Please, Andrew, something new...?
...what happens to us after death...
Simple answer: we cease to exist. Complex answer: we cease to exist. You see, Andrew, science has answered this question, but religion has been sticking its fingers in its ears, shouting "La la la la!" and refusing to listen. Frankly, if you can't be bothered to pay attention, fuck off and come up with a testable hypothesis of your own that can be supported by evidence. We'll wait.
Last try, oh clever gay Republican.
...how we should treat our fellow human beings...
Well, the scientific answer is an anthropological (or psychological) one — it's a simple question of human behavior, and it boils down to the Golden Rule. Don't fuck with others if you don't want them to fuck with you. Be nice to them if you want them to be nice to you. Help out if you want help. Uphold moral, ethical and lawful values in the defense of others, and they will uphold those same values in your defense.
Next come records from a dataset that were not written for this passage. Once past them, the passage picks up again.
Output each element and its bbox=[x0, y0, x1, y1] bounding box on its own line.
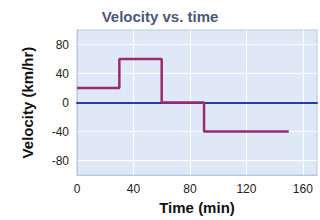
svg-text:Time (min): Time (min) bbox=[159, 199, 235, 216]
svg-text:Velocity (km/hr): Velocity (km/hr) bbox=[19, 47, 36, 159]
svg-text:160: 160 bbox=[293, 182, 313, 196]
svg-text:0: 0 bbox=[74, 182, 81, 196]
svg-text:120: 120 bbox=[236, 182, 256, 196]
svg-text:-80: -80 bbox=[52, 154, 70, 168]
svg-text:80: 80 bbox=[183, 182, 197, 196]
svg-text:Velocity vs. time: Velocity vs. time bbox=[102, 8, 219, 25]
svg-text:40: 40 bbox=[127, 182, 141, 196]
svg-text:0: 0 bbox=[62, 96, 69, 110]
svg-text:-40: -40 bbox=[52, 125, 70, 139]
svg-text:40: 40 bbox=[56, 67, 70, 81]
svg-text:80: 80 bbox=[56, 38, 70, 52]
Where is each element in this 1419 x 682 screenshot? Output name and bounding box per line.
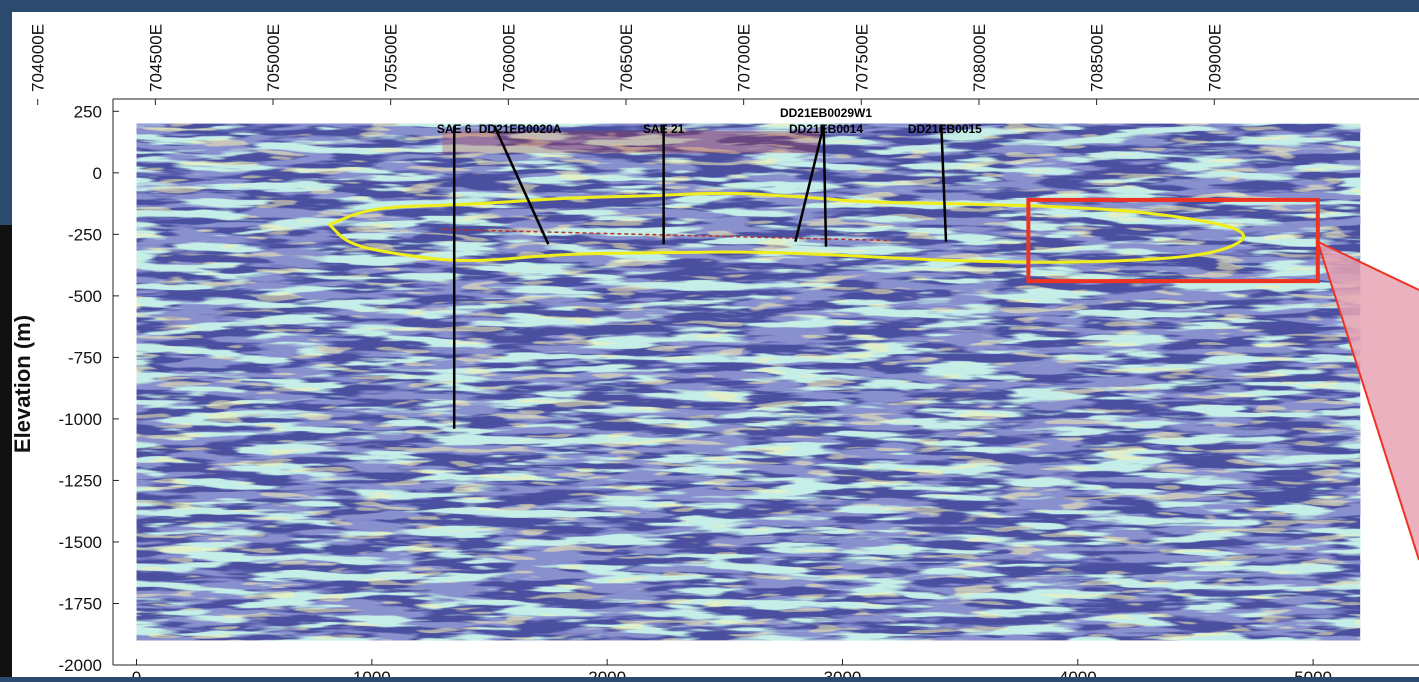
easting-tick-label: 704500E [146,24,165,92]
easting-tick-label: 705500E [382,24,401,92]
target-horizon-dashed [442,228,890,242]
mineralised-zone-outline [326,191,1245,264]
drillhole-label: DD21EB0029W1 [780,106,872,120]
axes [37,98,1419,666]
drillhole-trace [940,125,948,242]
y-axis-label: Elevation (m) [10,315,35,453]
drillhole-trace [822,125,828,247]
y-tick-label: -750 [68,348,102,367]
drillhole-label: DD21EB0014 [789,122,863,136]
easting-tick-label: 708000E [970,24,989,92]
drillhole-trace [794,125,825,243]
y-tick-label: -1250 [59,471,102,490]
near-surface-anomaly [442,130,819,154]
zoom-callout-edge [1317,240,1419,291]
drillhole-trace [493,125,550,245]
y-tick-label: 0 [93,164,102,183]
x-tick-label: 1000 [353,668,391,677]
drillhole-label: SAE 21 [643,122,685,136]
y-tick-label: 250 [74,102,102,121]
easting-tick-label: 706500E [617,24,636,92]
highlight-box [1026,197,1320,284]
drillhole-label: DD21EB0020A [479,122,562,136]
drillhole-label: DD21EB0015 [908,122,982,136]
seismic-section-image [136,123,1361,641]
overlay: SAE 6 DD21EB0020A SAE 21 DD21EB0029W1 DD21EB… [326,106,1419,561]
easting-tick-label: 709000E [1205,24,1224,92]
x-tick-label: 2000 [588,668,626,677]
x-tick-label: 0 [132,668,141,677]
y-tick-label: -1000 [59,410,102,429]
y-tick-label: -250 [68,225,102,244]
zoom-callout-edge [1316,241,1419,561]
easting-tick-label: 708500E [1088,24,1107,92]
easting-tick-label: 705000E [264,24,283,92]
x-tick-label: 5000 [1294,668,1332,677]
x-tick-label: 4000 [1059,668,1097,677]
y-tick-label: -1750 [59,594,102,613]
easting-tick-label: 707000E [735,24,754,92]
x-tick-label: 3000 [824,668,862,677]
y-tick-label: -1500 [59,533,102,552]
y-tick-label: -2000 [59,656,102,675]
drillhole-label: SAE 6 [437,122,472,136]
dark-left-strip [0,225,12,677]
y-tick-label: -500 [68,287,102,306]
y-tick-labels: 250 0 -250 -500 -750 -1000 -1250 -1500 -1750 -200… [59,102,102,675]
easting-tick-label: 704000E [29,24,48,92]
easting-tick-labels: 704000E 704500E 705000E 705500E 706000E 70650… [29,24,1225,92]
section-amplitude-highlights [136,123,1361,641]
easting-tick-label: 706000E [499,24,518,92]
easting-tick-label: 707500E [852,24,871,92]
Really, Andrew, all of this stuff is just so obvious. Science has provided answers to these questions — but religion doesn't like the answers science has provided, so religiosos say it hasn't provided any...which is bullshit. If you folks are going to close your eyes and refuse to listen, don't go on to claim that nobody's talking to you — we've been shouting the answers at you for several centuries now, and ignoring them won't make those answers (or us) go away.